[extractor/common] Add support for dl8-* media tags (closes #27283)
authorSergey M․ <dstftw@gmail.com>
Sun, 6 Dec 2020 17:59:25 +0000 (00:59 +0700)
committerSergey M․ <dstftw@gmail.com>
Sun, 6 Dec 2020 18:08:22 +0000 (01:08 +0700)
youtube_dl/extractor/common.py
youtube_dl/extractor/generic.py

index 877873ebd3bb4fae3b753a0c41049294e4d75ba0..dd07a1cae6be42b2d2cc06a27a4162e4fb86d4a8 100644 (file)

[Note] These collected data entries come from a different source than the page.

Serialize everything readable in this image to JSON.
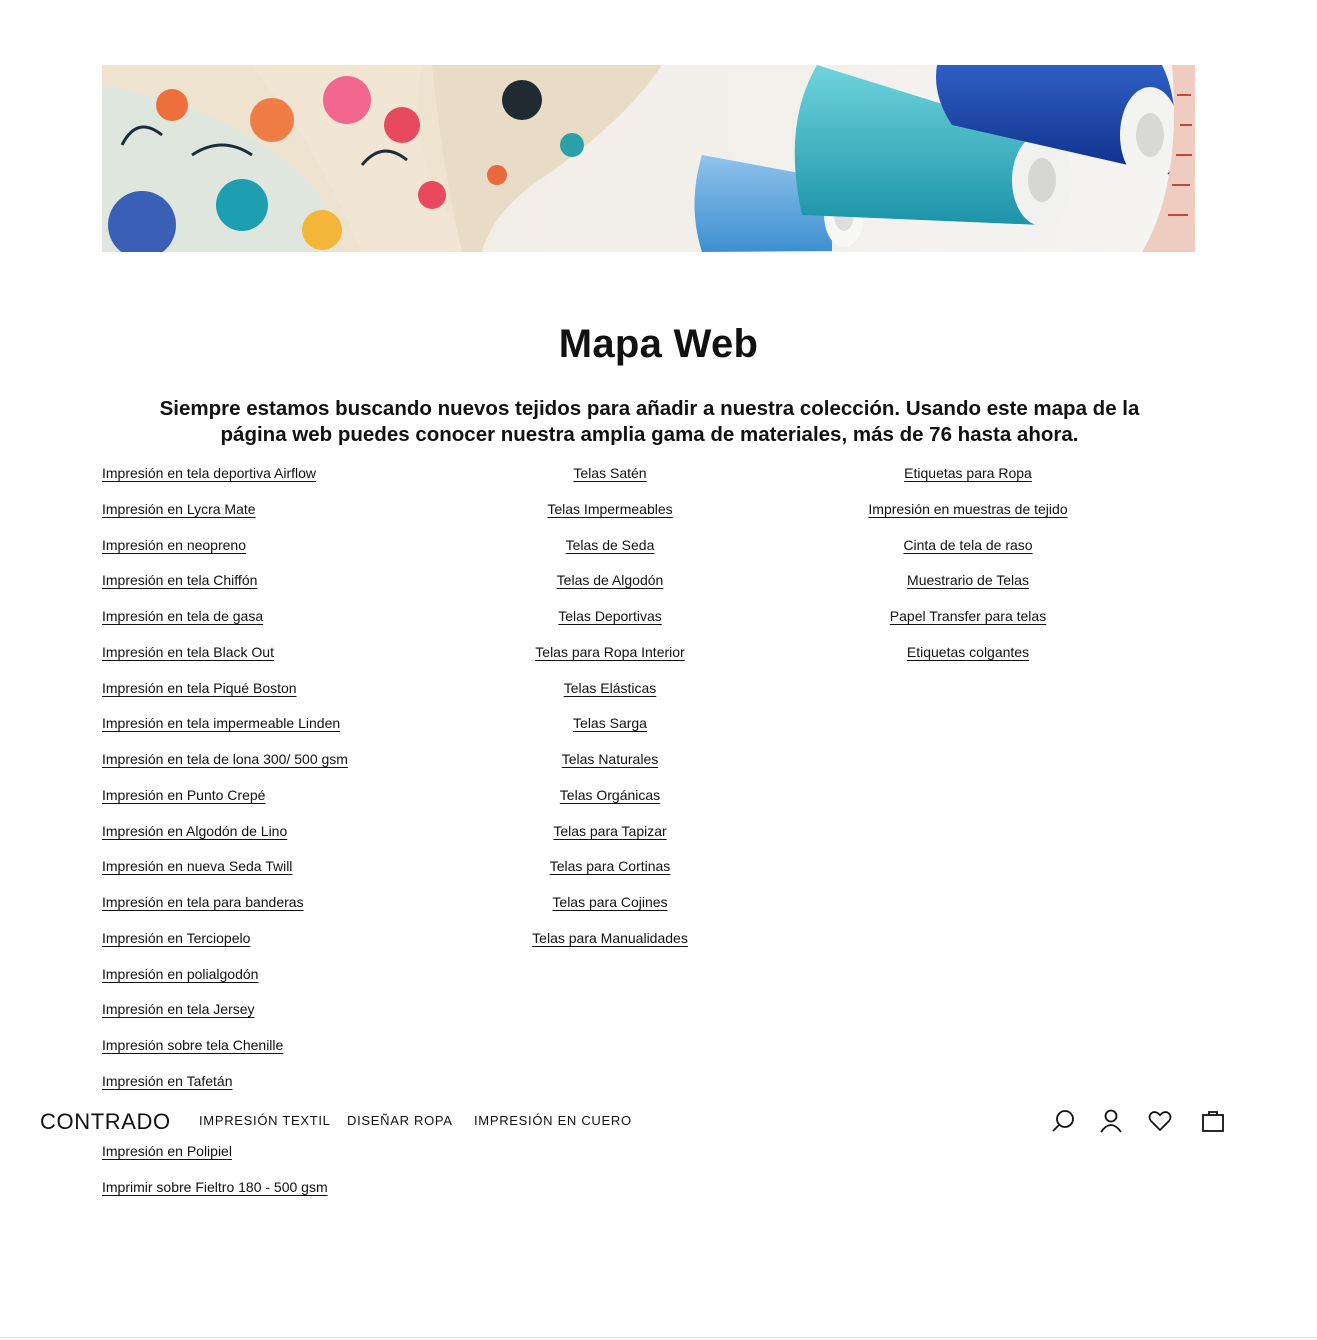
{
  "page": {
    "title": "Mapa Web",
    "intro": "Siempre estamos buscando nuevos tejidos para añadir a nuestra colección. Usando este mapa de la página web puedes conocer nuestra amplia gama de materiales, más de 76 hasta ahora."
  },
  "columns": {
    "printing": [
      "Impresión en tela deportiva Airflow",
      "Impresión en Lycra Mate",
      "Impresión en neopreno",
      "Impresión en tela Chiffón",
      "Impresión en tela de gasa",
      "Impresión en tela Black Out",
      "Impresión en tela Piqué Boston",
      "Impresión en tela impermeable Linden",
      "Impresión en tela de lona 300/ 500 gsm",
      "Impresión en Punto Crepé",
      "Impresión en Algodón de Lino",
      "Impresión en nueva Seda Twill",
      "Impresión en tela para banderas",
      "Impresión en Terciopelo",
      "Impresión en polialgodón",
      "Impresión en tela Jersey",
      "Impresión sobre tela Chenille",
      "Impresión en Tafetán"
    ],
    "printing_below_nav": [
      "Impresión en Polipiel",
      "Imprimir sobre Fieltro 180 - 500 gsm"
    ],
    "fabrics": [
      "Telas Satén",
      "Telas Impermeables",
      "Telas de Seda",
      "Telas de Algodón",
      "Telas Deportivas",
      "Telas para Ropa Interior",
      "Telas Elásticas",
      "Telas Sarga",
      "Telas Naturales",
      "Telas Orgánicas",
      "Telas para Tapizar",
      "Telas para Cortinas",
      "Telas para Cojines",
      "Telas para Manualidades"
    ],
    "accessories": [
      "Etiquetas para Ropa",
      "Impresión en muestras de tejido",
      "Cinta de tela de raso",
      "Muestrario de Telas",
      "Papel Transfer para telas",
      "Etiquetas colgantes"
    ]
  },
  "nav": {
    "logo": "CONTRADO",
    "links": [
      "IMPRESIÓN TEXTIL",
      "DISEÑAR ROPA",
      "IMPRESIÓN EN CUERO"
    ],
    "icons": [
      "search-icon",
      "account-icon",
      "wishlist-heart-icon",
      "shopping-bag-icon"
    ]
  },
  "colors": {
    "text": "#111111",
    "background": "#ffffff"
  }
}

@@ -2513,7 +2513,8 @@ class InfoExtractor(object):
         # amp-video and amp-audio are very similar to their HTML5 counterparts
         # so we wll include them right here (see
         # https://www.ampproject.org/docs/reference/components/amp-video)

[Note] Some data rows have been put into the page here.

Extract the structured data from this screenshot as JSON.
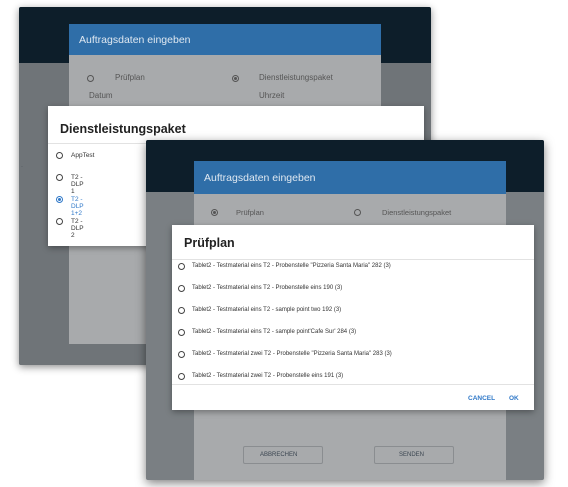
{
  "back": {
    "form": {
      "header": "Auftragsdaten eingeben",
      "radio_pruefplan": "Prüfplan",
      "radio_dienst": "Dienstleistungspaket",
      "datum_label": "Datum",
      "uhrzeit_label": "Uhrzeit"
    },
    "dialog": {
      "title": "Dienstleistungspaket",
      "options": [
        {
          "label": "AppTest",
          "selected": false
        },
        {
          "label": "T2 - DLP 1",
          "selected": false
        },
        {
          "label": "T2 - DLP 1+2",
          "selected": true
        },
        {
          "label": "T2 - DLP 2",
          "selected": false
        }
      ]
    }
  },
  "front": {
    "form": {
      "header": "Auftragsdaten eingeben",
      "radio_pruefplan": "Prüfplan",
      "radio_dienst": "Dienstleistungspaket",
      "btn_cancel": "ABBRECHEN",
      "btn_send": "SENDEN"
    },
    "dialog": {
      "title": "Prüfplan",
      "options": [
        "Tablet2 - Testmaterial eins T2 - Probenstelle \"Pizzeria Santa Maria\" 282 (3)",
        "Tablet2 - Testmaterial eins T2 - Probenstelle eins 190 (3)",
        "Tablet2 - Testmaterial eins T2 - sample point two 192 (3)",
        "Tablet2 - Testmaterial eins T2 - sample point'Cafe Sur' 284 (3)",
        "Tablet2 - Testmaterial zwei T2 - Probenstelle \"Pizzeria Santa Maria\" 283 (3)",
        "Tablet2 - Testmaterial zwei T2 - Probenstelle eins 191 (3)"
      ],
      "btn_cancel": "CANCEL",
      "btn_ok": "OK"
    }
  },
  "colors": {
    "accent": "#2f78c8",
    "header_blue": "#2f6ea8",
    "dark_band": "#0d1e2a"
  }
}
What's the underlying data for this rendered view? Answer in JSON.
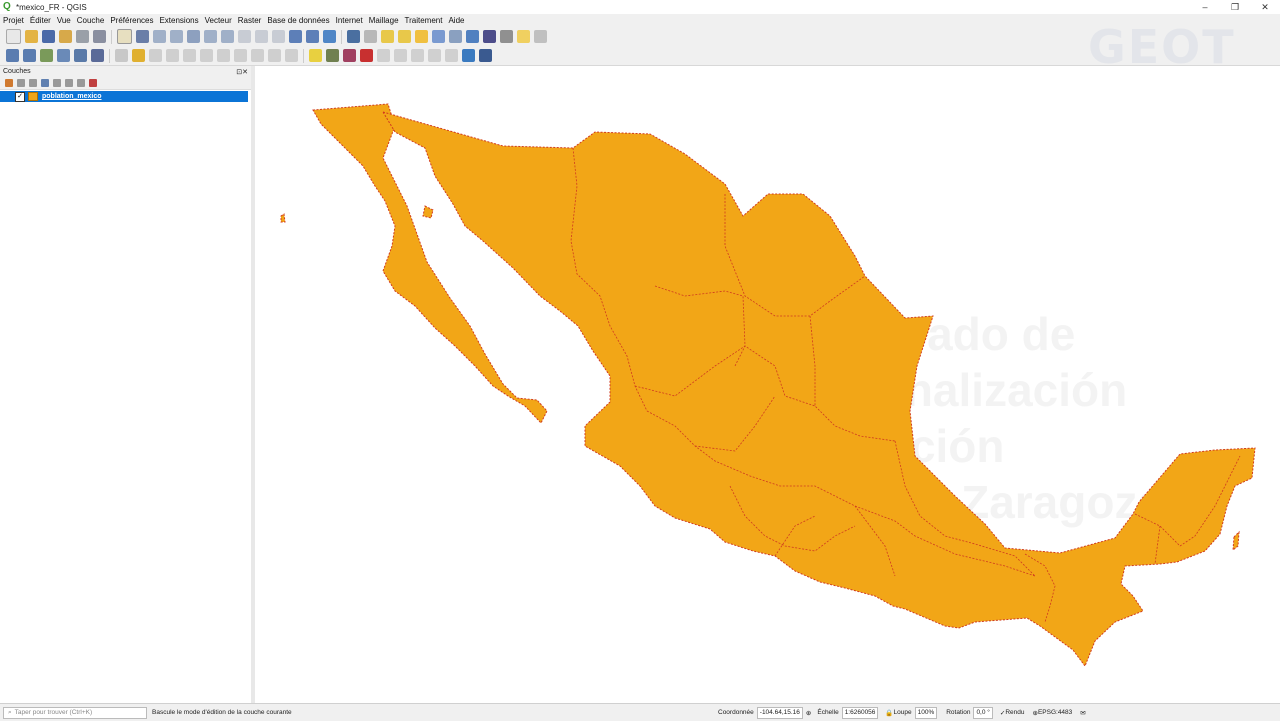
{
  "window": {
    "title": "*mexico_FR - QGIS",
    "controls": [
      "–",
      "❐",
      "✕"
    ]
  },
  "menu": [
    "Projet",
    "Éditer",
    "Vue",
    "Couche",
    "Préférences",
    "Extensions",
    "Vecteur",
    "Raster",
    "Base de données",
    "Internet",
    "Maillage",
    "Traitement",
    "Aide"
  ],
  "layers_panel": {
    "title": "Couches",
    "layers": [
      {
        "name": "poblation_mexico",
        "checked": true,
        "fill_color": "#f0a518"
      }
    ]
  },
  "map": {
    "fill_color": "#f2a617",
    "border_color": "#d03a1f"
  },
  "logo_text": "GEOT",
  "status": {
    "locator_placeholder": "Taper pour trouver (Ctrl+K)",
    "message": "Bascule le mode d'édition de la couche courante",
    "coord_label": "Coordonnée",
    "coord_value": "-104.64,15.16",
    "scale_label": "Échelle",
    "scale_value": "1:6260056",
    "magnifier_label": "Loupe",
    "magnifier_value": "100%",
    "rotation_label": "Rotation",
    "rotation_value": "0,0 °",
    "render_label": "Rendu",
    "crs": "EPSG:4483"
  }
}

-        _MEDIA_TAG_NAME_RE = r'(?:amp-)?(video|audio)'
+        # For dl8-* tags see https://delight-vr.com/documentation/dl8-video/
+        _MEDIA_TAG_NAME_RE = r'(?:(?:amp|dl8(?:-live)?)-)?(video|audio)'
         media_tags = [(media_tag, media_type, '')
                       for media_tag, media_type
                       in re.findall(r'(?s)(<%s[^>]*/>)' % _MEDIA_TAG_NAME_RE, webpage)]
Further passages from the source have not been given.